There was no naked roguery among the Spaniards, French, English or Americans at the recent British Open in St Andrews last week and you have to ask, why cycling? Contador’s opportunism was like Paul Casey opening a packet of crisps at the top of Louis Oosthuizen’s back swing. Surviving the crazy piles ups, the category one climbs and the savage heat, cyclists need to have the mongrel gene.
Respect for them is knowing the sport’s strengths are occasionally its flaws too.
Will Aviva crowd sing like the old days?
RUGBY WAS the poster chap of the Celtic Tiger years.
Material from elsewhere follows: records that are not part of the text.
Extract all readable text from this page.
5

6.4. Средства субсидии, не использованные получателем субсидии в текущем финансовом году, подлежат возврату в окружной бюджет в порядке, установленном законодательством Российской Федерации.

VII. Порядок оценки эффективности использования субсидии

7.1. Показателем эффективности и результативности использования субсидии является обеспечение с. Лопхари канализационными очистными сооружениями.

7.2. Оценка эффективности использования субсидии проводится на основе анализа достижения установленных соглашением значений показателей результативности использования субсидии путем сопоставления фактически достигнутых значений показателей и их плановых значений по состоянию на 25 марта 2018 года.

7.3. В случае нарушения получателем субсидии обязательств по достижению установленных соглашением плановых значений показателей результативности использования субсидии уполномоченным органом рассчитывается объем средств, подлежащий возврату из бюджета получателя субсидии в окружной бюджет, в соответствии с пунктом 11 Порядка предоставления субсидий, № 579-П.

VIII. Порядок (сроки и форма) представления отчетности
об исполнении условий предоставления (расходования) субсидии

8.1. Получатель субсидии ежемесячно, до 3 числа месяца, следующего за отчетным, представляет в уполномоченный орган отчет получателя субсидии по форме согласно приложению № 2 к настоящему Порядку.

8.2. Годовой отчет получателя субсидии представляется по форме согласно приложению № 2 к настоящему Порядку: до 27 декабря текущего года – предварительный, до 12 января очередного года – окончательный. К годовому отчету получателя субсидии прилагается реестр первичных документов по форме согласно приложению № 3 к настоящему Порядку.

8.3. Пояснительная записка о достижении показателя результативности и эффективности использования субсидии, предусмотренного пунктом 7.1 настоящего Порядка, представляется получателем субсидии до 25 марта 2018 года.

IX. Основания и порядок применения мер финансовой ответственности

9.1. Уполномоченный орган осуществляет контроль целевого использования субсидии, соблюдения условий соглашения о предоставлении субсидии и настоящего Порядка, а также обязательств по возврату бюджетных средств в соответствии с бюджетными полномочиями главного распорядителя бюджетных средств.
When we look back and see the glitter of Triple Crown and Six Nations Championship trophies, we may be able to see a brighter side to the boom time that consumed itself and according to economists, will eat its farrow too.
Leinster’s ability to attract over 15,000 to some Magners League matches at the RDS has been miraculously sustained in the few rancid years since. But when figures are put out for ticket sales, what does that mean?
For the opening rugby match of the Aviva Stadium it has been advertised that 40,000 tickets have been sold. That represents the combined number of all the tickets sold, including all of the pre-sold seats, 10-year-tickets etc.
It would be a surprise – and a pleasant one – if in mid-summer the IRFU actually attracted all those bums to brand new seats for a combo-provincial underage match of little consequence.
Maybe the bragging rights of bearing witness to the historic first Aviva Stadium rugby match is too irresistible and the stadium will sing like the good old days. Remember them? You could watch O’Gara kick the winner at the Millennium Stadium, then chopper back to Dublin to see Bernard Dunne win a world title at The Point?